Mon cas, loin d'être isolé, est même horriblement banal et le schéma en est connu depuis plus d'un siècle : en matière d'affectivité, les principes «moraux» font plus de mal que de bien. Ou plutôt, pour faire un peu moins dans l'euphémisme : les principes «moraux» sont le mal et les principes «moraux» absolus sont un mal absolu. À l'aube de la psychanalyse freudienne, il apparaissait que des troubles psychiatriques avaient été engendrés par l'éducation ultrarigoriste prêchée par les pédagogues de l'époque. L'hystérie était étroitement corrélée à l'éducation puritaine qui voulait nier le corps, lequel protestait... Le suicide des jeunes consécutif à ces éducations normatives qu'on n'oserait même pas appliquer aux bonsaïs a fait bien plus de morts que les agressions de pervers et autres malades mentaux. On ne connaît pas de troubles liés à la masturbation mais seulement des traumatismes d'enfants à qui on avait lié les mains dans le dos (ou pire) afin qu'ils ne se masturbent pas. Pour prévenir un mal imaginaire, la morale crée un mal réel. Même quand le mal n'est pas imaginaire, la morale met en exergue le détail d'une tragédie individuelle pour infliger sa tragédie collective. Pour éviter que les femmes ne soient violées, l'islam les emballe dans une burqa et les enferme à la maison. Pour empêcher le vol de vases sacrés, la Loi sur le sacrilège (1825, sous Charles X ; heureusement abrogée en 1830) punit de mort toute personne ayant commis un sacrilège. Pour éviter que les hérétiques ne vivent dans le pêché et finissent en Enfer, pour leur bien, donc, on les brûle. En fait, non seulement il n'y a aucun exemple dans l'Histoire de cas où la morale aurait empêché une calamité mais, bien au contraire, les pires calamités n'ont été possibles que grâce au vernis moraliste qui les couvrait. L'enfer est pavé des meilleurs sentiments et de la moralité la plus vertueuse.

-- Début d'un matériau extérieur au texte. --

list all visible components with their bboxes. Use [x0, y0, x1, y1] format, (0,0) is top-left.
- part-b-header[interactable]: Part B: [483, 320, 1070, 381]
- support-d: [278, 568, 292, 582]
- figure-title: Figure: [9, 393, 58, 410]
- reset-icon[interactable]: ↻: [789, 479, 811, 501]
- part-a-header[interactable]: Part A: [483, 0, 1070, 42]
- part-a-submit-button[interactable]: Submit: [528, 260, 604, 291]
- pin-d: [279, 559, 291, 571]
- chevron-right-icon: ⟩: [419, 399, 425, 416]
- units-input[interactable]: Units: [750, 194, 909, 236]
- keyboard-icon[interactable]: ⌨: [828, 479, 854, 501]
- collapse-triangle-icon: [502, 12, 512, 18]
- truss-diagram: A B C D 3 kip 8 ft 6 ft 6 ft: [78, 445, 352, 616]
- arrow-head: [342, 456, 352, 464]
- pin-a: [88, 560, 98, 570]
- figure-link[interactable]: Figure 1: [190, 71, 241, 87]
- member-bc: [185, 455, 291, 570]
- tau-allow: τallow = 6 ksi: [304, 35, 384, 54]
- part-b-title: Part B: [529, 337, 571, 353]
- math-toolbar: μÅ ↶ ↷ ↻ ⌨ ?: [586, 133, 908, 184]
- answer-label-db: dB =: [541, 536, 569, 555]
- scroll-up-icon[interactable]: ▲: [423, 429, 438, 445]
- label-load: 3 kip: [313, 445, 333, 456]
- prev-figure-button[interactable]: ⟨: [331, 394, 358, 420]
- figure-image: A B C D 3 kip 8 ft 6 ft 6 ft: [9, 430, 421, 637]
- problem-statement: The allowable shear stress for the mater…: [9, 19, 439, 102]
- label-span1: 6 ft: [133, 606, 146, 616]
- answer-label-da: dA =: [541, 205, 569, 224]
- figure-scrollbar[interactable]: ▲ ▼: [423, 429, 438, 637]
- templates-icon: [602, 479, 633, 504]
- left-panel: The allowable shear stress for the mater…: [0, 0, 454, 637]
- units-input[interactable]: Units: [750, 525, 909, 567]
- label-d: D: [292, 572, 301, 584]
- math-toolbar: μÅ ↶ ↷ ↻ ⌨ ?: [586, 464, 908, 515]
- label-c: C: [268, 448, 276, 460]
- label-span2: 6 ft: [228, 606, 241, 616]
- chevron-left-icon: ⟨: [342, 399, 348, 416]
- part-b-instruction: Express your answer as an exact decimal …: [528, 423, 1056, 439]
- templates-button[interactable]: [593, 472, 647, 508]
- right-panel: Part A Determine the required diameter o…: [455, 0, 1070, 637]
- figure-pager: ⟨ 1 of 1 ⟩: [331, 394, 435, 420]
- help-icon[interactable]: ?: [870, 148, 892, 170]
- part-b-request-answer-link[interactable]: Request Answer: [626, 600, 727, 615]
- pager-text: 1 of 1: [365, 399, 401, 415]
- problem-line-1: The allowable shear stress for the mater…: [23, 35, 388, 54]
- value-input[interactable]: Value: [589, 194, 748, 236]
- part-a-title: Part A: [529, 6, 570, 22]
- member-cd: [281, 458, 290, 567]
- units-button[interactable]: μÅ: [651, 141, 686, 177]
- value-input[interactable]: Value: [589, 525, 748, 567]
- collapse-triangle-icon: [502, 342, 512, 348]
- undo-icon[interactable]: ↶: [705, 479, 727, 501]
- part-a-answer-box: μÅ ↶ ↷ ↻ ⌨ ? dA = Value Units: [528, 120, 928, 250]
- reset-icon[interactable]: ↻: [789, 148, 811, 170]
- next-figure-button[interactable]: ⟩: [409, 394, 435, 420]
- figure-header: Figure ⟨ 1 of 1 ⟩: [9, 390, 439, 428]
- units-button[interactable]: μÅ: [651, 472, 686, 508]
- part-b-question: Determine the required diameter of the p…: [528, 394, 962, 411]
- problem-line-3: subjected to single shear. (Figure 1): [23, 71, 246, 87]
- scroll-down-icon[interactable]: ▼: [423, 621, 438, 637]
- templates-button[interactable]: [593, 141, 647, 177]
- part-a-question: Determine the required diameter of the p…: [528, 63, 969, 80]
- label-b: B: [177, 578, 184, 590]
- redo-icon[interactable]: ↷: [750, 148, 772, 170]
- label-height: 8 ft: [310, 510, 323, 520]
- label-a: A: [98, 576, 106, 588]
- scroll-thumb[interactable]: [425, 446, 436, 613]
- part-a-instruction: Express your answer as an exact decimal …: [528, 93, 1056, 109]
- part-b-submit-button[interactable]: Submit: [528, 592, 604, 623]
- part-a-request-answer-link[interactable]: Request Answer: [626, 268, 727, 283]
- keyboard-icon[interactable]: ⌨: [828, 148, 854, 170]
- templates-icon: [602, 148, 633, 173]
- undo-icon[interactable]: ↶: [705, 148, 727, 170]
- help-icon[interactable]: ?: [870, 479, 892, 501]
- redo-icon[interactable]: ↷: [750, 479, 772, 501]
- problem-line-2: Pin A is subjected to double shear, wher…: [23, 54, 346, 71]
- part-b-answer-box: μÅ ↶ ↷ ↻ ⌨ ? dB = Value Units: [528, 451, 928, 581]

D'autre part, comme pour les procès en sorcellerie, comme pour les procès staliniens ou maccarthistes, il faut montrer des exemples. On se rappelle l'hystérie médiatique et judiciaire, encouragée par un pouvoir ravi d'écarter les regards de ses turpitudes, contre ce qu'on présentait naguère comme un véritable réseau de la perversion, relevant quasiment du crime organisé. L'indignation grondait contre ces choses révulsantes qu'on aurait faites ou fait faire à des enfants. On revivait soudain les terribles légendes urbaines sur la «traite des blanches» devenue celle des têtes blondes. Un jour, on arrêtait des dizaines de personnes, présumées coupables, indéfendables devant l'horrible, incarcérées provisoirement d'office après une parodie de jugement des détentions. Quelques unes se suicidèrent, sans aucun doute horrifiées par leur crime, et ce n'était que justice. En fait, le seul crime de (certaines de ?) ces personnes avait été de télécharger (donc de regarder?) des photos (ou des films?) mettant en scène des jeunes qui étaient nus (qui avaient des relations sexuelles?). Très peu d'information a filtré sur le contenu de ces documents, tellement peu à vrai dire qu'on en vient à se demander quelle était la proportion de simples photos de vacances. Un certain nombre de personnes ont sans doute fini par obtenir un discret non-lieu, après les délires de l'affaire d'Outreau.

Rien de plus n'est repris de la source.